Generation parameters

Parameter

Description

--fetch-l1

Enable the L1 D$

--fetch-l1-ways=X

Specify the number of ways for the L1 I$ (how many direct mapped caches in parallel), default=1

--fetch-l1-sets=X

Specify the number of sets for the L1 I$ (how many line of cache per way), default=64

--fetch-l1-mem-data-width-min=X

Set a lower bound for the L1 I$ data width

--fetch-l1-hardware-prefetc=nl

Enable the L1 I$ hardware prefetcher (prefetch the next line)

--fetch-l1-refill-count=X

Specify how many cache line refill the L1 I$ can handle at the same time, default=1

To improve the performances, consider first increasing the number of cache ways to 4. The hardware prefetcher can help, but it is very variable in function of the workload. If you enable it, then consider increasing the number of refill slots to at least 2, ideally 3.

PrefetcherNextLinePlugin

Currently, there is one instruction L1 prefetcher implementation (PrefetchNextLinePlugin).

It is a very simple implementation :

  • On L1 access miss, it trigger the prefetching of the next cache line

  • On L1 access hit, if the cache line accessed is the same than the last prefetch, is trigger the prefetching of the next cache line

In short it can only prefetch one cache block ahead and assume that if there was a cache miss on a block, then the following blocks are likely worth prefetching as well.

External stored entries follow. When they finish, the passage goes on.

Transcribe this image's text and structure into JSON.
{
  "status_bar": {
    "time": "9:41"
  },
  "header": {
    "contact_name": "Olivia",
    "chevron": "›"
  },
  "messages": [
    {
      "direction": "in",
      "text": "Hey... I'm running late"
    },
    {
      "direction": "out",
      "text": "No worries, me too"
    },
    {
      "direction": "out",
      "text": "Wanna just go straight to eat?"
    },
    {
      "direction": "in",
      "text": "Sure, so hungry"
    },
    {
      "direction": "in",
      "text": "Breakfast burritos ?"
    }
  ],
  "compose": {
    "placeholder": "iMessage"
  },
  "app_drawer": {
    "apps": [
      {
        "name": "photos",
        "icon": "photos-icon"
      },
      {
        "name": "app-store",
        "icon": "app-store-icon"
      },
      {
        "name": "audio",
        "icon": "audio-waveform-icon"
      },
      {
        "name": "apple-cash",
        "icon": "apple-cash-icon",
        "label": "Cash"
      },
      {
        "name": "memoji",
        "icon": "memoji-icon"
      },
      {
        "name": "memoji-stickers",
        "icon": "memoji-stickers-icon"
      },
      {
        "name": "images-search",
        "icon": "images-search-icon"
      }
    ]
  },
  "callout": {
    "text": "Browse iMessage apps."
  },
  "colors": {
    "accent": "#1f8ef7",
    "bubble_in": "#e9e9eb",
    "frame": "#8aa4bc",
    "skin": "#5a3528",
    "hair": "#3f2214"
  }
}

../../_images/fetch_prefetch_nl.png

Note, for the best results, the FetchL1Plugin need to have 2 hardware refill slots instead of 1 (default).

The prefetcher can be turned off by setting the CSR 0x7FF bit 0.

BtbPlugin

This plugin implement most of the branch prediction logic. See more in the Branch chapter

GSharePlugin

See more in the Branch chapter

HistoryPlugin

Will :

  • implement the branch history register

  • inject the branch history in the first fetch stage

  • allow other plugin to create interface to override the branch history value (on branch prediction / execution)

branch history interfaces will impact the branch history value injected in the fetch stage in a combinatorial manner to reduce latency.